- Genre: Comedy Western
- Directed by: Peter Baldwin; Marc Daniels; Alan Myerson;
- Starring: Barry Van Dyke; Tim Thomerson; Keith Mitchell; Bridgette Andersen; Henry Jones; Geoffrey Lewis;
- Music by: Dennis McCarthy
- Country of origin: United States
- Original language: English
- No. of seasons: 1
- No. of episodes: 6 (list of episodes)

Production
- Executive producer: William Robert Yates
- Producers: Eric Cohen; Tom Leetch;
- Camera setup: Single camera
- Running time: 30 minutes
- Production company: Walt Disney Productions

Original release
- Network: CBS
- Release: March 15 – April 19, 1983

= Gun Shy (TV series) =

Gun Shy is an American sitcom that was shown on CBS from March 15 to April 19, 1983. The series, produced by Walt Disney Productions, was based on its popular comedy Western films The Apple Dumpling Gang (1975) and The Apple Dumpling Gang Rides Again (1979).

==Premise==
Set in 1869, a gambler (Barry Van Dyke) wins two children (Keith Mitchell and later Adam Rich, and Bridgette Andersen) in a poker game and moves to Quake City, California.

==Cast==
- Barry Van Dyke as Russell Donovan
- Tim Thomerson as Theodore Ogilvie
- Geoffrey Lewis as Amos Tucker
- Keith Mitchell as Clovis (episodes 1–4)
- Adam Rich as Clovis (episodes 5–6)
- Bridgette Andersen as Celia
- Henry Jones as Homer McCoy
- Janis Paige as Nettie McCoy
- Pat McCormick as Col.
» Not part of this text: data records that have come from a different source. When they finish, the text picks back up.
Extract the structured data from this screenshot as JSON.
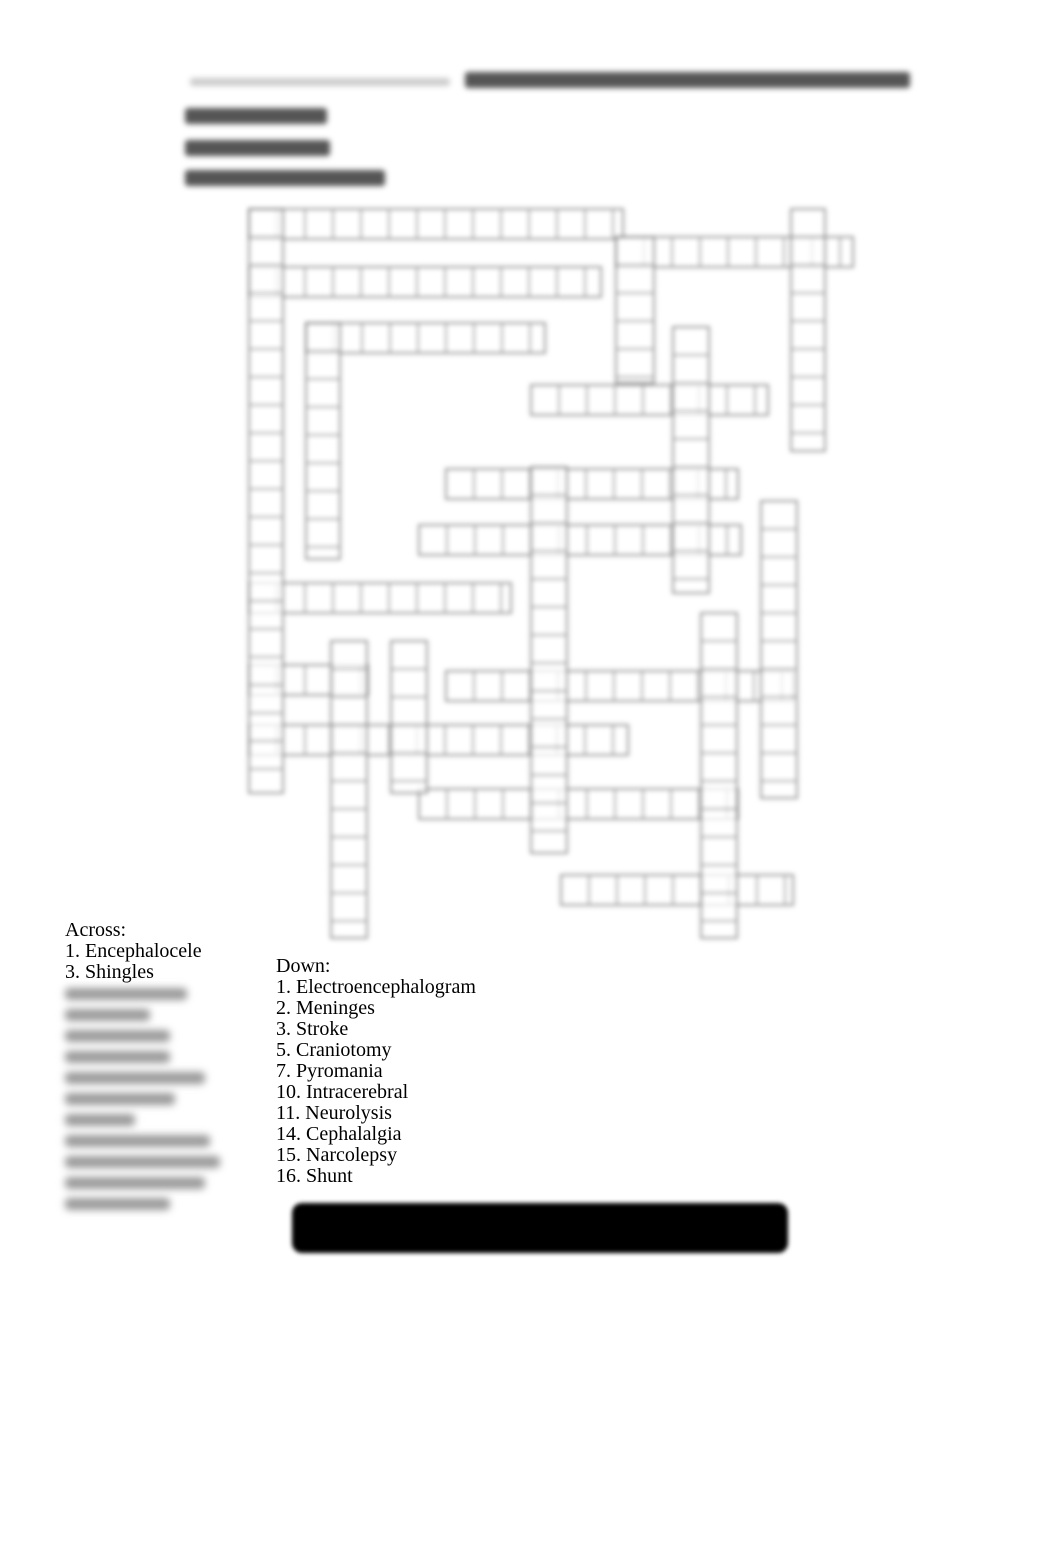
{
  "across": {
    "heading": "Across:",
    "items": [
      "1. Encephalocele",
      "3. Shingles"
    ]
  },
  "down": {
    "heading": "Down:",
    "items": [
      "1. Electroencephalogram",
      "2. Meninges",
      "3. Stroke",
      "5. Craniotomy",
      "7. Pyromania",
      "10. Intracerebral",
      "11. Neurolysis",
      "14. Cephalalgia",
      "15. Narcolepsy",
      "16. Shunt"
    ]
  }
}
Mound

==US TV ratings==

| Season | Episodes | Start date | End date | Nielsen rank | Nielsen rating | Tied with |
|---|---|---|---|---|---|---|
| 1982–83 | 6 | March 15, 1983 | April 19, 1983 | 83 | N/A | N/A |

==Episodes==

| No. | Title | Directed by | Written by | Original release date |
| 1 | "Western Velvet" | Peter Baldwin | Eric Cohen Robert Van Scoyk | March 15, 1983 |
Donovan wins a horse in a game of cards and gives it to his son, but he later finds out that the horse is a legendary racehorse.
| 2 | "Pardon Me Boy, Is That the Quake City Choo Choo?" | Unknown | Unknown | March 22, 1983 |
Theodore and Amos are the two only people standing in the way of Quake City becoming a railroad stop. Also stars Noble Willingham.
| 3 | "What Do You Mean We, Amigo?" | Unknown | Unknown | March 29, 1983 |
A legendary gunfighter (Lyle Waggoner) returns to Quake City. Also stars Burton Gilliam and Royce D. Applegate.
| 4 | "You Gotta Know When to Hold 'Em" | Unknown | Unknown | April 5, 1983 |
Donavan challenges a card shark (Henry Polic II) who previously beat him in another game of cards.
| 5 | "Reading, Writing and Robbing" | Unknown | Unknown | April 12, 1983 |
A stagecoach is repeatedly ambushed by robbers. Stars William Cort, Rex Holman and Ruth Buzzi.
| 6 | "Mail Order Mommy" | Unknown | Unknown | April 19, 1983 |
Amos' mail order bride (Delta Burke) thinks Donovan is the one for her.